Ruby quiz #54 - Alex (2006-11-16 (Thr) 09:38:36)

See also Ruby quiz 54 and Dave Balmain's comparison of entries (I can't link directly to the post, the permalink is broken.).

mfp 2006-11-16 (Thr) 12:29:45

Thank you, I'd forgotten that one. It's becoming easier as time goes on, with >100(!) quizzes...

I took a look at the solutions, and they all use an inverted index of some kind (either with a hash/trie or a bitmap with one bit per document). I might try to see how my suffix-array stuff ranks against them later (esp. if I keep developing it).


Unicode - roberthahn (2006-11-17 (Fri) 08:06:37)

I would totally want to use this, but I'm trying to figure out a means to set up a character equivalency. People might want to search for "allo" (French for hello), and expect to get "âllo" in the search results.

So far, the best idea I can think of is to construct a giant hash, where the keys are stringified Regexps, and the value is the ascii equivalent: { "[äâáåà]" => "a" }, and then iterate throught the hash on the source document, converting unicode characters to ascii.

It also seems like you'd have to treat all punctuation as insignificant somehow -- but then the full text repository isn't true to the original presentation, so the best you could do is return links to the file and let the user figure it out.

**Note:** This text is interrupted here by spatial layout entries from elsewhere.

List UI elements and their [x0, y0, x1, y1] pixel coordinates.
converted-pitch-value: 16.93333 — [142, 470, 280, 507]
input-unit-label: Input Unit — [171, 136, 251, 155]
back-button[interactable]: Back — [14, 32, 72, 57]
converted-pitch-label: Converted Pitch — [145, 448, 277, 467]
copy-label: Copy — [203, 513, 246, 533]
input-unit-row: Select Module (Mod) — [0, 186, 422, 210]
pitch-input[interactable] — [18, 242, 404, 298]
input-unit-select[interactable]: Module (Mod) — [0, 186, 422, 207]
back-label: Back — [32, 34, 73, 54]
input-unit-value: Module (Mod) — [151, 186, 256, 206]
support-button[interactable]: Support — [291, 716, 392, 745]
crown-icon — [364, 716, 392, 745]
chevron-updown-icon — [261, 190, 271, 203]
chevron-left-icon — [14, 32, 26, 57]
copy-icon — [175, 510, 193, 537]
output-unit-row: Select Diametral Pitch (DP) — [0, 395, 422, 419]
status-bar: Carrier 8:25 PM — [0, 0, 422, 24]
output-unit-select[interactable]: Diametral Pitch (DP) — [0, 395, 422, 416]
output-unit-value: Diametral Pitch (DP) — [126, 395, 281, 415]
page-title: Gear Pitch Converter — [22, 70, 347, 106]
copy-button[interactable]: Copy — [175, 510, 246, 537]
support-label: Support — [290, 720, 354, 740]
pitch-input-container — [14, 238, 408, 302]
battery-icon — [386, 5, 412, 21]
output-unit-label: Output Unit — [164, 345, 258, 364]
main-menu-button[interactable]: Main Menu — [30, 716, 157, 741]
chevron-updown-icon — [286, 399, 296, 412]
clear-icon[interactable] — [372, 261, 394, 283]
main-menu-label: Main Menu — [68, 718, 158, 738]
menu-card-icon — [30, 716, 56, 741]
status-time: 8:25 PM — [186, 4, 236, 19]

But then, you did say it was a *simple* full-text search engine... :)

mfp 2006-11-17 (Fri) 12:23:43

You can easily handle such "character equivalences" by changing the comparison function in the binary search method (e.g. by creating an approximate ASCII representation of the suffix before comparing), without changing the corpus itself.

As for punctuation, it's not being ignored:

Input term: 
foo.to_s
Needed 0.000856 seconds.
================================================================================
Found in /home/batsman/usr//share/ri/1.8/system/WeakRef/cdesc-WeakRef.yaml:
 
Usage:
  foo = Object.new
  foo = Object.new
  p foo.to_s                  # original's class
  foo

It's just that, by construction, there are no suffixes starting with a non-word character, so you can look for "bar * baz" but not for "-foo". It is possible to change the criteria used for "suffix selection" on a document basis (or even in different sections of a document) very easily. For instance, you could use n-gram analysis to locate words boundaries (just the start suffices) in a text written in Japanese, and arbitrarily sophisticated lexing to index source code.

This makes for some interesting hacking, so I'm going to see how far I can push it in terms of speed (avoiding disk seeks by enriching the suffix array with additional data, caching, general optimization), scalability (splitting the index into several fragments, supporting merging, document addition), functionality (boolean & regexp searches, relevance criteria, maybe principal component analysis?) and reliability (concurrent search/indexing, transaction support?), while keeping it in pure-Ruby. At that point it would justify a separate release.


Binary_search - M. Demazure (2006-11-18 (Samedi) 02:10:56)

Simpler code for binary_search, avoiding unecessary recursive calls.

def binary_search(indexIO, fulltextIO, term, from, to)

   while from < to
     middle = (from + to) / 2
     pivot = get_string(indexIO, fulltextIO, middle, MAX_WORD_SIZE)
     if term <= pivot then to = middle ; next
     elsif term > pivot then from = middle+1 ; next 
     end
   end
   pivot = get_string(indexIO, fulltextIO, from, MAX_WORD_SIZE)
   if pivot.index(term) == 0
     indexIO.pos = from * 4
     [from, indexIO.read(4).unpack("V")[0]]
   else
     nil
   end
 end

mfp 2006-11-18 (Sat) 16:51:51

better indeed since Ruby doesn't do tail-call optimization

Anonyme 2006-11-29 (Mercredi) 00:46:42

Yes. By the way, I used your prototype code for a small personal tool, and it was very useful. Thanks

M.D. 2006-11-29 (Mercredi) 00:47:37

Lst anonyme is me, forgot to put my name.